Ingredients:
- 1 large (or 2 small) shallots, finely minced
- 1/4 cup Red Wine Vinegar
- 1/4 cup Champagne or White Wine Vinegar
- 1 Tablespoon Black Peppercorns, freshly and coarsely cracked
- Pinch Fine Sea Salt (Optional)
Instructions:
- Peel the shallot(s) and mince them as finely and evenly as possible. The pieces should be almost paste-like, or at least no larger than a grain of rice. Place the minced shallots into your non-reactive mixing bowl.
- Crack the black peppercorns roughly using a mortar and pestle or a coarse pepper mill setting. You want flakes and varying textures, not a fine powder.
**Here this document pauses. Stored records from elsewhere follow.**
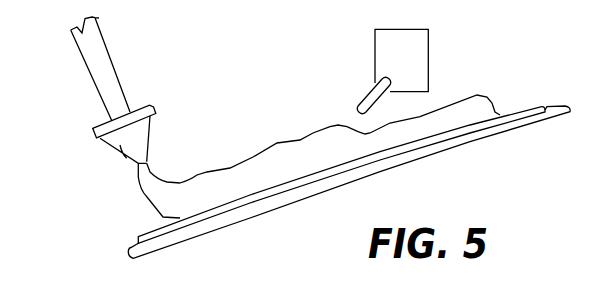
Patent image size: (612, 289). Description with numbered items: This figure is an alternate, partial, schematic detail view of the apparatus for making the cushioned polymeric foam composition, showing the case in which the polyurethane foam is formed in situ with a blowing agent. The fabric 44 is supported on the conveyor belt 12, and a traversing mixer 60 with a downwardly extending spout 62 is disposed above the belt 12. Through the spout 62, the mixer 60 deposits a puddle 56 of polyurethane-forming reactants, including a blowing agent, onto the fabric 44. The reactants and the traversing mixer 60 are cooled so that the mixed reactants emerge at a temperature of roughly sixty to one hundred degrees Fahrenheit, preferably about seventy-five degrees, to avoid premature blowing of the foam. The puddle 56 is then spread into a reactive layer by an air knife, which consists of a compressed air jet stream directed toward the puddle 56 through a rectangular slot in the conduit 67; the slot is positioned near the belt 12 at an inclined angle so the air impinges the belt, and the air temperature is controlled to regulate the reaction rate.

The conveyor belt 12 is at (223, 220).
The fabric 44 is at (418, 143).
The puddle 56 is at (227, 182).
The traversing mixer 60 is at (117, 68).
The spout 62 is at (123, 157).
The conduit 67 is at (428, 47).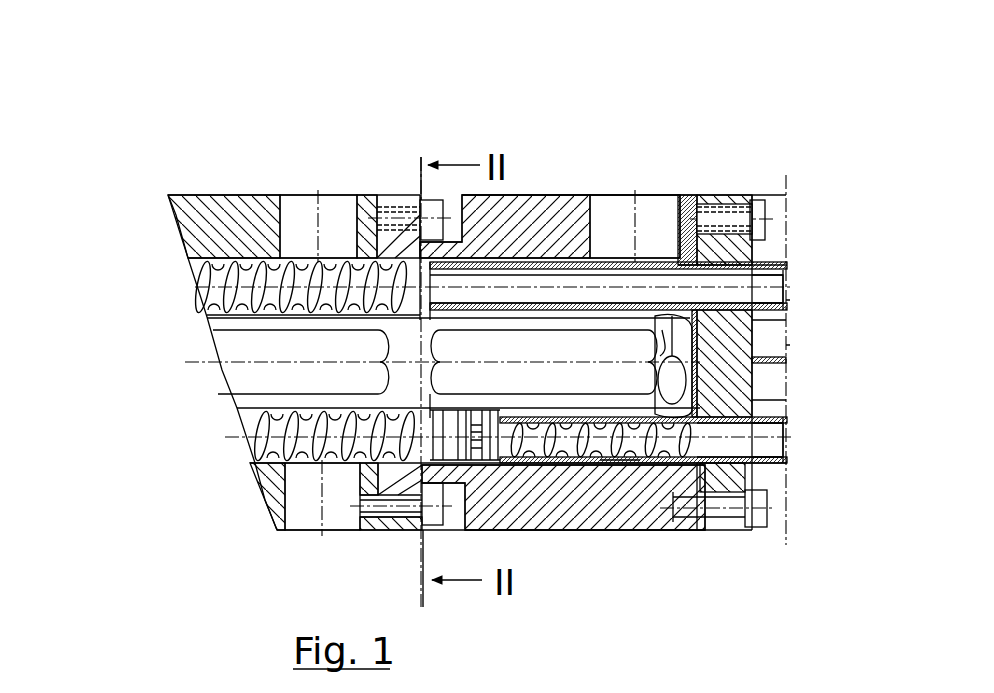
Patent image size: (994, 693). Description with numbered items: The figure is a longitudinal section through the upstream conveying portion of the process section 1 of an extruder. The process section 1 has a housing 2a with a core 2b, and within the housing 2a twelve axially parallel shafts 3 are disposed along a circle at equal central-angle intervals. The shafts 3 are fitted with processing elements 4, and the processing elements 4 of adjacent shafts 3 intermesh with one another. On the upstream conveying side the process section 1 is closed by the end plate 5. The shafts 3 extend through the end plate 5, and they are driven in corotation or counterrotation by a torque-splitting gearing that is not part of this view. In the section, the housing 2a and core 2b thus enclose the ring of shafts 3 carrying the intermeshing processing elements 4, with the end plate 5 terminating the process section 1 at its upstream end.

- Add the coarsely cracked pepper, the Red Wine Vinegar, and the Champagne/White Wine Vinegar to the bowl containing the shallots. Stir vigorously to combine everything fully.
- Taste the mixture. Add the pinch of sea salt, if using, and adjust the balance if necessary (optional small pinch of sugar to mellow strong acidity).
- Cover the bowl tightly with cling film and place it in the refrigerator. Allow it to chill for a minimum of 30 minutes, but ideally 1–2 hours. Chilling time allows the shallots to soften and the flavors to fully meld.
- Just before serving, give the Mignonette sauce one final stir. Serve immediately alongside freshly shucked, ice-cold oysters.